Not to be confused with My Name is Albert Ayler or He Named Me Malala, I Called Him Morgan is a 2016 documentary about jazz trumpeter Lee Morgan and his common-law wife Helen.
Swedish filmmaker Kasper Collin uses shots of a New York blizzard and a suspenseful flow of information to sustain a foreboding atmosphere; a style befitting a trumpeter known for his ability to tell a story through his solos. Combining contributions from jazzmen like Wayne Shorter and Bennie Maupin (as opposed to Bernie Taupin) and a 1996 interview with Helen, Collin celebrates Lee’s talent while seeking a sense of closure, understanding and ultimately forgiveness.

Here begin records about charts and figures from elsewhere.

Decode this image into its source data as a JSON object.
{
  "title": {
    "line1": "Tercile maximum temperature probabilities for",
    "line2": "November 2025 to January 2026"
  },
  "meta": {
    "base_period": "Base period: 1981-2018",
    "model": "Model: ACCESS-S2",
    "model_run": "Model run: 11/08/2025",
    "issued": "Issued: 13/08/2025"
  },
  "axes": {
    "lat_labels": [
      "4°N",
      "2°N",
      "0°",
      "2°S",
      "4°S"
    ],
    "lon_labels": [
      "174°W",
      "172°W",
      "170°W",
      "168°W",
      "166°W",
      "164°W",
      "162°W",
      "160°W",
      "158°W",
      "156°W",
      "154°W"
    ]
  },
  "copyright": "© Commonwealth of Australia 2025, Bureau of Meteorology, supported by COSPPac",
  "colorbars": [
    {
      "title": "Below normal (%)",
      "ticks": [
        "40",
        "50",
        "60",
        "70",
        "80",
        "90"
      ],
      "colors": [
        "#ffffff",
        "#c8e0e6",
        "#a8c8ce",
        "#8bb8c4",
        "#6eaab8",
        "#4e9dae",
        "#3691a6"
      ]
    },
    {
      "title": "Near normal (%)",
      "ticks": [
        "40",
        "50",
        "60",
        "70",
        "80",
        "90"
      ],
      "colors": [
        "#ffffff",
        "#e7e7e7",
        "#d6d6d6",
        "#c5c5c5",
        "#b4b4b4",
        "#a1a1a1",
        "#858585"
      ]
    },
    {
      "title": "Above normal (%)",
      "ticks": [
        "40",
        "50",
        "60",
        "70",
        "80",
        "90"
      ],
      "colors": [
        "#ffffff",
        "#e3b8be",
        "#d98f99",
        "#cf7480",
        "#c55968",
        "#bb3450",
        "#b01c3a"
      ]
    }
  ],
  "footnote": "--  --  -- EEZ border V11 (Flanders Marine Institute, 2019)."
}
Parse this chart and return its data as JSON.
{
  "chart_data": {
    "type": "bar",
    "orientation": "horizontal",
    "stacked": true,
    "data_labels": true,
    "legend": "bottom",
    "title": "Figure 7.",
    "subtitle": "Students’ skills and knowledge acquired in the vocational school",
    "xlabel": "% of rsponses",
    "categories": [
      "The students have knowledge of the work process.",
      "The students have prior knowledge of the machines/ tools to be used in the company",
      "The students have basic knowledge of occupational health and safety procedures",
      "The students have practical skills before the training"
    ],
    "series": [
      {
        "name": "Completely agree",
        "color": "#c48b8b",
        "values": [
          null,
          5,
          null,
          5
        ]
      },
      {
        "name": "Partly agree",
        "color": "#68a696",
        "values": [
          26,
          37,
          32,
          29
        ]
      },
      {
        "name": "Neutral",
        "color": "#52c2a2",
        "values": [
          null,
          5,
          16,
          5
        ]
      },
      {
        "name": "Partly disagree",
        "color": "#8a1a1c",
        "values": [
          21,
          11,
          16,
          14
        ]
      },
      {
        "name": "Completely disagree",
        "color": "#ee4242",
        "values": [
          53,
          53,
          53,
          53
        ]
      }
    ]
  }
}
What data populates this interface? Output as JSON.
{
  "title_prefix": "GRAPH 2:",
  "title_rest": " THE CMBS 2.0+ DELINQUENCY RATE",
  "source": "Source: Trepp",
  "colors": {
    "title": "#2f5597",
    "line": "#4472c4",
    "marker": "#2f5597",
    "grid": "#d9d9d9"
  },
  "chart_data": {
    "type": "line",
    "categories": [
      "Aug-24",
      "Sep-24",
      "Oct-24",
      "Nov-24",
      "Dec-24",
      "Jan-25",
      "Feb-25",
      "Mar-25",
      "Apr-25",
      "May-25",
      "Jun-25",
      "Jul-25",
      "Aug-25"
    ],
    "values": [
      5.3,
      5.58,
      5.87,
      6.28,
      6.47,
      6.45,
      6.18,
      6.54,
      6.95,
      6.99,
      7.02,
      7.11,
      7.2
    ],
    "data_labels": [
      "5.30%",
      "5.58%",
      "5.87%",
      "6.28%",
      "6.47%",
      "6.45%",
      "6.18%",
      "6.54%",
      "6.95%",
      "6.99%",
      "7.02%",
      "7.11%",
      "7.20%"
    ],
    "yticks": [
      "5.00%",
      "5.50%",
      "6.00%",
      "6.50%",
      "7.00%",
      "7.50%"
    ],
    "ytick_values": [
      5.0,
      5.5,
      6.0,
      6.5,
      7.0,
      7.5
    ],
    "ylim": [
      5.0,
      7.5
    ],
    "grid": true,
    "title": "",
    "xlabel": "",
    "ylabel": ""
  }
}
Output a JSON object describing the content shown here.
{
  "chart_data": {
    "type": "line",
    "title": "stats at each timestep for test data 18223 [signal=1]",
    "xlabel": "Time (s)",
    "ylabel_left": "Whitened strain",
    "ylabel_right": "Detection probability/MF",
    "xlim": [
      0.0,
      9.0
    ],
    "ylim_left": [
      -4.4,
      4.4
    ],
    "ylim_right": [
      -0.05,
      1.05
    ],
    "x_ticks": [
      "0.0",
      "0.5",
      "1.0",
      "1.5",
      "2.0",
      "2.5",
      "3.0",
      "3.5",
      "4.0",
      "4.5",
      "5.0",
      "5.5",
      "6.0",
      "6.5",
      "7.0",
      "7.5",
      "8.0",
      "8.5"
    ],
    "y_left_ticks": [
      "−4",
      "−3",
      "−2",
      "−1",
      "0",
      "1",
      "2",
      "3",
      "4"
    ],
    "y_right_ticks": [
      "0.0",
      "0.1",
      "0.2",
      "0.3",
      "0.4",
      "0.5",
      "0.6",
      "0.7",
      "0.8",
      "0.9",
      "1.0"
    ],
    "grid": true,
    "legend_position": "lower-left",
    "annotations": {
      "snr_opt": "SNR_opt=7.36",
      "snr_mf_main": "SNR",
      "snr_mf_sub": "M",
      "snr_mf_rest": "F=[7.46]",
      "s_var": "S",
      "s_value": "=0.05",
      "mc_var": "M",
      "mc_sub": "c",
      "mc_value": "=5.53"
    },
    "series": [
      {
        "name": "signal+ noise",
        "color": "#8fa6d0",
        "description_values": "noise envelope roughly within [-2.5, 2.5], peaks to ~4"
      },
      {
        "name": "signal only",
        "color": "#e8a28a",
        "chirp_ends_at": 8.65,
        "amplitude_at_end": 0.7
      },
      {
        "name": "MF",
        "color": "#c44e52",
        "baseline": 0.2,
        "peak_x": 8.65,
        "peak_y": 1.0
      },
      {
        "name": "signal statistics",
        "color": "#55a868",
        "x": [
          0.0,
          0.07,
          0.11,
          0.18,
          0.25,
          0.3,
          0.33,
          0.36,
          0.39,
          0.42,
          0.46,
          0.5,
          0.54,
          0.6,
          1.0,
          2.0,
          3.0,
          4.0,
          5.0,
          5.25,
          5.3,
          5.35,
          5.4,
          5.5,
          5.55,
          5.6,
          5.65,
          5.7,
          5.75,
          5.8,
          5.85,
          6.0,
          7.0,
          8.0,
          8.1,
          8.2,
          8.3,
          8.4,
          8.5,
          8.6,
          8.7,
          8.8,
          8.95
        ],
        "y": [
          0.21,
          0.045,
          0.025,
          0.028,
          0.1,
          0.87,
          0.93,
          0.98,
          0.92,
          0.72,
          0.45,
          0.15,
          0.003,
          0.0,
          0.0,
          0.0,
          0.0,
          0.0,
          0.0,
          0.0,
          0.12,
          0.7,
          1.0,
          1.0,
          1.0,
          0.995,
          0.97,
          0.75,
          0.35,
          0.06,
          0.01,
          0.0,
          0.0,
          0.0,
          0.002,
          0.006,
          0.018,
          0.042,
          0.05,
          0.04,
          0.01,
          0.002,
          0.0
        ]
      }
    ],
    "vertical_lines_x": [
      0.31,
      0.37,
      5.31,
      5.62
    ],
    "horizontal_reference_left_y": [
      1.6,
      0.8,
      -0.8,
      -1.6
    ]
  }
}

Having joined Dizzy Gillespie’s Big Band at 18 and Art Blakey’s Jazz Messengers at 20, Lee Morgan was known to be cocky (at 25 he claimed to be mentoring 26-year-old saxophonist Joe Henderson) and with good reason; his 1964 album ‘The Sidewinder’ became Blue Note’s best-selling record, outselling the previous one about 10 times over. After falling into heroin addiction he was picked (literally) out of the gutter by Helen, a headstrong maternal figure to all sorts of jazz cats and gay friends.
By dealing humanely with Helen’s story, I Called Him Morgan feels as conversational and compassionate as Lee’s music. The soundtrack is gorgeous and the live footage invaluable, creating a film that’s sad, dramatic and empathetic like a great jazz ballad.